L’année 2016 était donc « l’année de la Marseillaise ». Fruit d’une initiative présidentielle, inévitablement relayée par une Education plus nationale que jamais, elle a donné lieu dans les établissements scolaires à une débauche d’initiatives – souvent loufoques - en réalité une véritable « célébration », selon le souhait de la circulaire officielle, visant à persuader les 13 millions d’élèves qu’avant toutes choses, ils sont « français d’abord ».

Année de la Marseillaise ? Ce fut aussi, au printemps, l’année de manifestations massives violemment réprimées par les pouvoirs publics, les mêmes qui en appellent à l’unité nationale.
Année de la Marseillaise ? L’année de la société en miettes, sous l’effet du chômage de masse et des inégalités.
Année de la Marseillaise ? L’année de l’état d’urgence permanent, des abus de pouvoir, des violences policières, de la confiscation de la démocratie.
Année de la Marseillaise ? L’année d’un racisme d’état décomplexé, légitimé par les prétendues nécessités de la lutte contre le terrorisme.
Année de la Marseillaise ? L’année de toutes les guerres, d’un budget militaire en croissance exponentielle, du commerce des armes  florissant.
Année de la Marseillaise ? L’année de la fermeture des frontières avec ses conséquences : la mort à nos portes de milliers de réfugiés fuyant la guerre et les persécutions.
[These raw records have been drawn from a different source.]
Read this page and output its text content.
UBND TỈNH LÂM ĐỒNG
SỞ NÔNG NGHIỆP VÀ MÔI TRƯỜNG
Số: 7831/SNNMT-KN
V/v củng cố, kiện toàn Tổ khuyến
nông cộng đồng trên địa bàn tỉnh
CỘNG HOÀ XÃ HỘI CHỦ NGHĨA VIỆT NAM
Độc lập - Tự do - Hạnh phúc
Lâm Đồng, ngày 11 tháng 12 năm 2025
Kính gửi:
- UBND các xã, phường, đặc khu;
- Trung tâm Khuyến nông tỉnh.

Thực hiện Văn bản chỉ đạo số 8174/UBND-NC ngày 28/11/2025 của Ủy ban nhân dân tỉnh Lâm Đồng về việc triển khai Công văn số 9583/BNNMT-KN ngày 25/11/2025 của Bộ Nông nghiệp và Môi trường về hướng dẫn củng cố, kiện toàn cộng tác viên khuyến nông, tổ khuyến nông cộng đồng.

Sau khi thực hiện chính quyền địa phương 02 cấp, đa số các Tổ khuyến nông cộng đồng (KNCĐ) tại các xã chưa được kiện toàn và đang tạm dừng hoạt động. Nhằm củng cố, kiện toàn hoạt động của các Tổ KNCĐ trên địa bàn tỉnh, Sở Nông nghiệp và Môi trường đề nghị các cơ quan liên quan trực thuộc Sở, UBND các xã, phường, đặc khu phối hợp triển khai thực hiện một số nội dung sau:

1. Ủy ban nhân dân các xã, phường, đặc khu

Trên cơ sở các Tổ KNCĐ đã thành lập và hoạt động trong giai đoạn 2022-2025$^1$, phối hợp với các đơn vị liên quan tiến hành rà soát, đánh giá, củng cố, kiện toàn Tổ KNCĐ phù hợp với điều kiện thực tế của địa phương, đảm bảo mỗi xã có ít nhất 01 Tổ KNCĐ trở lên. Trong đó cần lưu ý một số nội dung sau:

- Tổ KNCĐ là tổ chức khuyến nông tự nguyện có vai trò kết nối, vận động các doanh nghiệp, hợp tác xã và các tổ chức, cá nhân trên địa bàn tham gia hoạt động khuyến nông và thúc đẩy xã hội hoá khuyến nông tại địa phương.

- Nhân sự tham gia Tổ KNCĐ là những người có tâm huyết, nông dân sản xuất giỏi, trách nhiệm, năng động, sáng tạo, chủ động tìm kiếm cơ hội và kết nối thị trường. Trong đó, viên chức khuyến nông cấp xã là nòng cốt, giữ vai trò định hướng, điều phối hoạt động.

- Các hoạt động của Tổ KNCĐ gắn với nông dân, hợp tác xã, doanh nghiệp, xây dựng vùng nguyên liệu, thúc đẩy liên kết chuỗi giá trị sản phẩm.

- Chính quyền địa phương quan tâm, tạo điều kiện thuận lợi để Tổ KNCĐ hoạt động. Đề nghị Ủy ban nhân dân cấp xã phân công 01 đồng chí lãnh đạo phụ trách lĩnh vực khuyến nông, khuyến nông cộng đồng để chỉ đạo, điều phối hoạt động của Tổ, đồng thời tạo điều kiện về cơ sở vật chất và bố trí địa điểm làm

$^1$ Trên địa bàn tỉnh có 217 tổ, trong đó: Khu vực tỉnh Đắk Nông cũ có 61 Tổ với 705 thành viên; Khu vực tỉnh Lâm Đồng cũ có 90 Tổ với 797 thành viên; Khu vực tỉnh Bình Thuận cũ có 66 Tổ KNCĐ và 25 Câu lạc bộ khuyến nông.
Est-il nécessaire de rallonger la liste ?  En lançant sa campagne de communication, Najat Vallaud-Belkacem avait soigneusement balisé le terrain, usant de l’argumentaire spécieux propre à l’identité nationale : « C’est un hymne dont on a bien vu qu’il est rassembleur, qu’il permet de porter un certain nombre de valeurs de la France, de combat pour la dignité de l’homme, pour les libertés. » En réalité, le rassemblement auquel se réfère l’hymne national (et la ministre) a plus à voir avec la mise à l’écart d’une proportion notable d’individus jugés non conformes à une identité originelle fantasmée (« quand on devient français, nos ancêtres sont les Gaulois »….) qu’avec la volonté de construire une société ouverte, fondée sur des principes de justice et de tolérance. Il est d’ailleurs très révélateur que l’injonction identitaire qui gangrène le débat politique depuis plusieurs années accompagne une déliquescence du lien social et politique censé fonder une société : bien incapables, ou sans doute bien peu désireux, de mettre leurs actes en conformité avec leurs discours, les dirigeants politiques de tout bord – et ceux qui aspirent à l’être – se réfugient dans une dialectique confortable et mystificatrice qui occulte la question sociale derrière le paravent de l’unité nationale. Il est plus facile pour l’école de faire apprendre la Marseillaise aux élèves que d’édifier un système éducatif permettant à tous de réussir indépendamment du milieu social d’origine. De fait, dans les établissements scolaires, la sacralisation des emblèmes nationaux est la seule réponse apportée jusqu’à présent au constat impitoyablement dressé par toutes les enquêtes : à l’école de la république, les enfants des riches réussissent mieux que ceux des pauvres. Mais n’est-ce pas là la fonction première de la nation : faire accepter un ordre politique et social fondamentalement injuste en reportant ses frustrations au-delà des frontières, en faisant du réfugié, de l’immigré, de l’Européen, de l’étranger, l’objet de son ressentiment ?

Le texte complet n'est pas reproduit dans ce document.